Think Piece: Why do you march?

Source: Ian Smith, published on Thursday 13 April, 2017.

Ian SmithThere are as many reasons for marching on Anzac Day as there are participants in the many Anzac Day marches held throughout the state on Anzac Day. Some march to remember fallen mates, others for reasons of comradeship on a day that evokes memories of their days in uniform. In the Adelaide Anzac Day Commemorative march, one descendant of each person who died during or because of their service is also welcome to march to remember their relative who has died.

The reason we have a march at all is steeped in the traditions of Anzac Day. The morning of Anzac Day is similar in many ways to a military funeral, the outline of which provides the guiding principles for the Anzac Day commemorative events in Adelaide that are coordinated by the RSL-SA’s Anzac Day Committee. The Dawn Service at the National War Memorial represents the funeral service, the commemorative march is akin to the procession to the graveside, and the service at the Cross of Sacrifice at Pennington Gardens symbolises the ceremony at the grave. Many will be aware that the Cross of Sacrifice was funded solely by the women of South Australia who had lost loved ones in the First World War but had no grave at which they could grieve. We should never forget that over 102,000 Australians have died in the service of our country since the Boer War, and Anzac Day is about every Australian who has died in the service of our nation, and the sacrifice they and their loved ones made for us all.

For this reason, the RSL never refers to Anzac Day commemorative events as a “celebration”, or to the march as a “parade”. These are terms that are more appropriate for other events. Like the Dawn Service, the march is a solemn remembrance of those who have fallen in the service of our country and those who have served alongside Australia in many conflicts, particularly the men and women of New Zealand.
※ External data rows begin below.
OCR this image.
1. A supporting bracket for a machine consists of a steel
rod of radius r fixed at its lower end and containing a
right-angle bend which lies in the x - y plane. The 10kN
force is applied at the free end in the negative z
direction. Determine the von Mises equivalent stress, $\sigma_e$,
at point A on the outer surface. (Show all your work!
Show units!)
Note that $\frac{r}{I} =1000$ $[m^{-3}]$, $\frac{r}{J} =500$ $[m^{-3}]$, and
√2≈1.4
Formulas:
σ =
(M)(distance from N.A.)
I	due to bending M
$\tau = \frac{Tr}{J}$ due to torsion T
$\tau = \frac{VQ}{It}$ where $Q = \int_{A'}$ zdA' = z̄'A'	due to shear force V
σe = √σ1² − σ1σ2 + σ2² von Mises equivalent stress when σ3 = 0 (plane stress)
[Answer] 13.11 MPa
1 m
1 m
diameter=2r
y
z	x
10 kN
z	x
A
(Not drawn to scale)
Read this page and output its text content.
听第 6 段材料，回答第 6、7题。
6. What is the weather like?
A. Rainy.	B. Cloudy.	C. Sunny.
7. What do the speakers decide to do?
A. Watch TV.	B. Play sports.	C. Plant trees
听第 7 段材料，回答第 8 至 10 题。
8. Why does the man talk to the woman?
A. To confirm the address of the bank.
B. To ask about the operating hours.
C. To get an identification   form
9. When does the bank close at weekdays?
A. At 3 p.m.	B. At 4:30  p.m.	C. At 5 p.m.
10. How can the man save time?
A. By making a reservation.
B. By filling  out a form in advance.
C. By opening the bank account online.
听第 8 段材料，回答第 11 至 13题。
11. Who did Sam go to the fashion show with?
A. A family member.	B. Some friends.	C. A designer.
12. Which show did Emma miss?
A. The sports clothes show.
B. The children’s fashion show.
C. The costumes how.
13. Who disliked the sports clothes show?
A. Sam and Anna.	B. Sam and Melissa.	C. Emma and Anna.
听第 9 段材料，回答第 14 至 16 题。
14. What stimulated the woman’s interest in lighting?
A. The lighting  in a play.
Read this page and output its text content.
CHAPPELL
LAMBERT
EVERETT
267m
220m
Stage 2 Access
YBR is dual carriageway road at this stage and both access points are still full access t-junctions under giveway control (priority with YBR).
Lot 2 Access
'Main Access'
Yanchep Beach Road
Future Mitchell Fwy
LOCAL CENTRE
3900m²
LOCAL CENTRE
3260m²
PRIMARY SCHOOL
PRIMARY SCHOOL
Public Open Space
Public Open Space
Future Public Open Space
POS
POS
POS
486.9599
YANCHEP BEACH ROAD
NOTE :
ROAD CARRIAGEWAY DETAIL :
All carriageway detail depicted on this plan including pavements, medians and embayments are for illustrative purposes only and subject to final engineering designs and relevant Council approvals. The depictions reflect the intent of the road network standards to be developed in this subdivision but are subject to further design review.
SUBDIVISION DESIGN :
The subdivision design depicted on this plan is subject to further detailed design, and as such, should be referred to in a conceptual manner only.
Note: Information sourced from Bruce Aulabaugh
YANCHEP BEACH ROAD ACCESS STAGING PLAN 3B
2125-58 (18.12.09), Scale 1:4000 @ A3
Participation in the march is restricted to those who have served Australia or those who have stood shoulder to shoulder with us as allies, as well as the descendants I mentioned earlier, who have a section of the march set aside for their involvement. The service at the Cross of Sacrifice is a chance to say a final goodbye to the fallen, and many gather at Pennington Gardens after the march to participate. Apart from the Governor of South Australia, the only groups that place a wreath at the Cross of Sacrifice are Legacy youth and war widows, as they are most affected by the loss of loved ones.

Many see the afternoon of Anzac Day as the time to celebrate survival and to enjoy the comradeship of mates. I wholeheartedly agree. That is the time to enjoy the comradeship of those who have also served and the time for many veterans to acknowledge that they are still alive, at times despite their experiences.
If you choose to march, I encourage you to reflect on why you do it and how it connects you to the ultimate sacrifice made by others.

Lest We Forget.


Ian Smith served over 28 years in the Australian Army, approximately half of that time in the Regular Army. This included active service commanding a Military Police company during the Bosnian War whilst on exchange with the British Army. After leaving full time service, he served in the Australian Federal Police. His police service included peacekeeping duties in Cyprus. He served on the Veterans’ Advisory Council from 2009 to 2012, and has been the Chair of the RSL-SA’s Anzac Day Committee since 2015.